Sosok perempuan memakai hoodie dengan wajah tertutup tudung, segera duduk sampai menimbulkan suara bising. Untungnya musik tenang yang diputar membuat pengunjung tak terlalu menghiraukannya.

Hwang, cowok yang sedang memejamkan mata sambil bersender di kursi langsung berceletuk, "Berisik lo. Bisa ga santai aja?"

"Maaf, gue deg-degan banget soalnya," jawab perempuan bertudung itu.

Hwang menghela. "Lagian, kenapa sih harus ketemuan di kafe ini segala? Kita kan masih bisaㅡ"


"Gak. Gue gamau orang jadi berpikiran kita itu sodara kembar, bahkan terlahir di keluarga aneh. Papa sama mama juga udah ngelarang kita buat sebar identitas kan?"

Perempuan itu membuka tudungnya, tampaklah wajah rupawannya. "Apalagi, kalo orang-orang tau kalo papa sama mama udah cerai. Marga kita juga udah diganti paksa. Syukur-syukur kita masih disekolahin di sekolah yang sama."

Hwang memanggut-manggut. "Iya... gue ga tau lagi kalo orang-orang tau. Ah, tapi intinya, lo jangan sedih ya, my little Kim?"

"Hah?" Kim mengangkat kepala, menatap lawan bicaranya. Wajahnya terlihat terkejut bukan main. Sudah lama sekali Hwang tidak memanggilnya dengan panggilan kesayangan.

"Gue sayang lo. Meski di sekolah status kita cuma 'sahabat', tapi gak apa-apa kan?
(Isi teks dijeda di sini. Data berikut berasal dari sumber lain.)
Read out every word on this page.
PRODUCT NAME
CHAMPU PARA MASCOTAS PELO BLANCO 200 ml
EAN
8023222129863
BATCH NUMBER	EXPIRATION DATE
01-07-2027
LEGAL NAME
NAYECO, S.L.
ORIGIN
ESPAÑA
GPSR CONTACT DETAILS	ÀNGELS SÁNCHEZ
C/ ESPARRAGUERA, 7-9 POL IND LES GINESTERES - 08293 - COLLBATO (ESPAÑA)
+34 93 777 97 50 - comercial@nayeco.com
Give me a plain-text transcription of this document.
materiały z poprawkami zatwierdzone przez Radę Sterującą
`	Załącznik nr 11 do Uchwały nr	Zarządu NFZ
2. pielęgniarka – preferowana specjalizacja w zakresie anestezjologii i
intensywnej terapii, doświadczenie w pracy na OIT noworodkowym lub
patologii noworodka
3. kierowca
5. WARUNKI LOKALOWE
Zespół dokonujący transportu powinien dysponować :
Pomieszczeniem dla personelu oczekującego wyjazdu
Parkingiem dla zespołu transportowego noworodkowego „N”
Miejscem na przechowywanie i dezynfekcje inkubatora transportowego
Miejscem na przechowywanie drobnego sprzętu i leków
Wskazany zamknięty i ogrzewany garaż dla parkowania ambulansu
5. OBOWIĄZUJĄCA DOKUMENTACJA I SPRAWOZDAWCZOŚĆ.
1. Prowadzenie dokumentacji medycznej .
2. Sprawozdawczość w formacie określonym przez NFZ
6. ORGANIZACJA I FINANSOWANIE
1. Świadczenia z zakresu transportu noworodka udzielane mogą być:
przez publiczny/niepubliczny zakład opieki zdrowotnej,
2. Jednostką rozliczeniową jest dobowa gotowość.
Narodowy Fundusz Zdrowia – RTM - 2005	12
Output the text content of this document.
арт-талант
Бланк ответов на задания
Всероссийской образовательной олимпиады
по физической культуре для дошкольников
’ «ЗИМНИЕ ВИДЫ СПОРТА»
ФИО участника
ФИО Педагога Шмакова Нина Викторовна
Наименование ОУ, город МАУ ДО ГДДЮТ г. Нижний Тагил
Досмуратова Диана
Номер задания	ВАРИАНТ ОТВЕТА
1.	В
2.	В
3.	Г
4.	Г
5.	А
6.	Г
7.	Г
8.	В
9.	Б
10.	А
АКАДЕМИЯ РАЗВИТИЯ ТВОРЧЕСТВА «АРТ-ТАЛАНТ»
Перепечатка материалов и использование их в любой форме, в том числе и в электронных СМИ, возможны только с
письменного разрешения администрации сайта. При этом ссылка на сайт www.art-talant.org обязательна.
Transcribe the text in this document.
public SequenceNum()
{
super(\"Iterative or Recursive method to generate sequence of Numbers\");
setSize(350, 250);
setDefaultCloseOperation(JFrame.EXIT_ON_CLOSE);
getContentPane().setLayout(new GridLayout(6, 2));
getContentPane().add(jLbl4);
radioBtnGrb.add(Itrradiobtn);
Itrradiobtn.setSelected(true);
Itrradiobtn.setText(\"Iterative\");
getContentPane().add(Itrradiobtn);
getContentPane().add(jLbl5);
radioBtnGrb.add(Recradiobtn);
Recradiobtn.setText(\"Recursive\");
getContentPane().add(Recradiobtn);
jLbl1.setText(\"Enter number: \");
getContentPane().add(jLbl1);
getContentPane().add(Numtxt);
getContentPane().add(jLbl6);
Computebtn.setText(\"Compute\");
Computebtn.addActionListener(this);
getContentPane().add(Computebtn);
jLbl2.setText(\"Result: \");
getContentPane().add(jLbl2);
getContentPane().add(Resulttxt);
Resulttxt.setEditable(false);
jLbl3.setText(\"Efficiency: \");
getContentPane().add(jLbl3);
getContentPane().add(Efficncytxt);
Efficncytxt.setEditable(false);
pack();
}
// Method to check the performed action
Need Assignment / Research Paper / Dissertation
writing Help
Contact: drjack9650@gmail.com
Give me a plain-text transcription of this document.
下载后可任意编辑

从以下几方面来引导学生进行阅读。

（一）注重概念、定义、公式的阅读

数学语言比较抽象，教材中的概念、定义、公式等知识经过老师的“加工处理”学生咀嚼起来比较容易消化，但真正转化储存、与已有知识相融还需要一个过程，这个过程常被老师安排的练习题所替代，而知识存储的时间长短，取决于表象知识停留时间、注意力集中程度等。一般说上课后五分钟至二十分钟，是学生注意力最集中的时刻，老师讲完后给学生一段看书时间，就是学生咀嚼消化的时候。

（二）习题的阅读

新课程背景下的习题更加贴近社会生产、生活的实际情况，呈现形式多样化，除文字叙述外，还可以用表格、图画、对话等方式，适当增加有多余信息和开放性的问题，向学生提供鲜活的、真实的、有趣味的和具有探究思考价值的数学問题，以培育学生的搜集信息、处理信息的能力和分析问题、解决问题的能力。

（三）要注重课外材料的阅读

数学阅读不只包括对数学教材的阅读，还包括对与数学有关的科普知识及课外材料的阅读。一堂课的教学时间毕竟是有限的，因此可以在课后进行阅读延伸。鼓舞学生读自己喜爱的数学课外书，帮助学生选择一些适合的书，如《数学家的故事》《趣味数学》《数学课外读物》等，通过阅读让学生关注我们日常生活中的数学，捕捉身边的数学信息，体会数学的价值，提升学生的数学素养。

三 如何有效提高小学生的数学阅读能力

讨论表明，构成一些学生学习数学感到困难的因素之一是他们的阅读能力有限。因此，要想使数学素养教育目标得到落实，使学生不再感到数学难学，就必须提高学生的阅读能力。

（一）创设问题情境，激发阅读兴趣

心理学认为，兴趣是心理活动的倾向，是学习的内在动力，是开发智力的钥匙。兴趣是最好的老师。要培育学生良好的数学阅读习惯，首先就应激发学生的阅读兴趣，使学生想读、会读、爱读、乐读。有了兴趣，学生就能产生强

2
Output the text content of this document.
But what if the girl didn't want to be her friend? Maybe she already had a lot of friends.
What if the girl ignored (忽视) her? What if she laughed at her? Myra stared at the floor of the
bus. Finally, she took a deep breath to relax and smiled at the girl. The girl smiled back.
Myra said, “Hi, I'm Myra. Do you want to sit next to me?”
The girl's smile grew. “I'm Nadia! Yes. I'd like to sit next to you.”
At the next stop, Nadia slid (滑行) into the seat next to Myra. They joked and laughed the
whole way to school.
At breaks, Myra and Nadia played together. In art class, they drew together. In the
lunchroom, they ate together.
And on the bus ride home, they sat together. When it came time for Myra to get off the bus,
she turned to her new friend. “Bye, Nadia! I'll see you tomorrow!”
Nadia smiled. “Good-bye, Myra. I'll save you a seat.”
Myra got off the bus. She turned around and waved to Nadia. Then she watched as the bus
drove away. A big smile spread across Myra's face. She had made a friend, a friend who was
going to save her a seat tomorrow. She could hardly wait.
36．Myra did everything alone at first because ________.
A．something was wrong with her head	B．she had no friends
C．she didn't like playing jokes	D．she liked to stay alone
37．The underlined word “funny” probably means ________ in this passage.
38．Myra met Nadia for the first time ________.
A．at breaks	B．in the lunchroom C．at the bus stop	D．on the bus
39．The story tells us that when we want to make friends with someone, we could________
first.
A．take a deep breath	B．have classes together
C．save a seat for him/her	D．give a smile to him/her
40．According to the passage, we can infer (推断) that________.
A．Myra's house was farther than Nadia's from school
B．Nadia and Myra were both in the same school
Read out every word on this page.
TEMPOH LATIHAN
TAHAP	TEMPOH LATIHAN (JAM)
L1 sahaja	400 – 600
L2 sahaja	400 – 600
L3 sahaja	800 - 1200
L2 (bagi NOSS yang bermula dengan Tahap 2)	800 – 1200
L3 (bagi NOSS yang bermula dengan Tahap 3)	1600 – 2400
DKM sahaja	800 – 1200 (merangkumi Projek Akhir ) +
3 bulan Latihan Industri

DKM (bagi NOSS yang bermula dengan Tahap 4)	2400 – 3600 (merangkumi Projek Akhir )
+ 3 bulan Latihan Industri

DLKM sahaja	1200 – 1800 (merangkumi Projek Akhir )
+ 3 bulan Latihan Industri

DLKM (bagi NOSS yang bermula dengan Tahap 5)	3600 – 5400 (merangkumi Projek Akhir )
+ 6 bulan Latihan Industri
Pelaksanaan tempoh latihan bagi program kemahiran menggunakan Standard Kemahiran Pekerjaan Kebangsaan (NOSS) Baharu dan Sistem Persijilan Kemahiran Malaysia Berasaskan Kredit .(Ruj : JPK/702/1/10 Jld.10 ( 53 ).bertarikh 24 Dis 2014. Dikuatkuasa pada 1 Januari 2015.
Hati kita tetep nyatu kok, layaknya saudara kembar lain."

Kim kembali menunduk. Tangannya meremat ujung hoodie kuat-kuat untuk menahan bulir-bulir bening di ujung mata tidak menetes. Ia tak mau membuat Hwang khawatir, apalagi sedih. Ia harus kuat layaknya Kim yang ada di sekolah. Ya, harus begitu.

"Dua puding cokelat pesanan dari Saudara Hwang?"

Hwang dan Kim kompak menoleh.

"Ah iya." Hwang menarik dua piring puding cokelat ke hadapan mereka. "Ini puding kesukaan lo, kan? Ah gak bakal salah sih. Soalnya waktu masih SD gue inget banget lo suka berlepotan sama saus cokelat dari puding."

Hwang menyengir seperti biasa. Kim yang memandangnya sampai terkesiap. Selain Hwang yang ingat kenangannya, Kim juga... ingat senyuman Hwang yang selalu ditunjukkan cowok itu ketika keluarga mereka masih utuh.

Bulir itu pada akhirnya tetap jatuh dan lama-lama menjadi aliran kecil di pelupuk mata sampai dagu. Kim terisak keras, membuat pengunjung lain kini benar-benar menatapnya aneh. Tapi Kim tak peduli. Pikirannya hanya sempat memutar semua kenangan Kim dan Hwang kecil dulu, yang kini sudah kandas tak bersisa.

"Hwang... kitaㅡkita nanti jajan cilor habis ini, ya?" Ia memaksa kedua sudut bibirnya naik, membuat senyuman semirip mungkin dengan senyuman saudara kembarnya.

***

"Eh anjir lo, kenapa tas gue lo buang!?" Jeno emosi, melihat tas ransel biru dongkernya sudah tergeletak di lantai, sedangkan di atas kursinya sudah ada Heejin yang terduduk manis.

"Gak tau anjir ini cewek ngebet banget mau duduk sama gue!" Jaemin membalas, ikut kesal dengan keberadaan Heejin.

"Eh-eh ini berdua ngomongnya kasar banget." Heejin melerai agar acara memberi cacian padanya berhenti.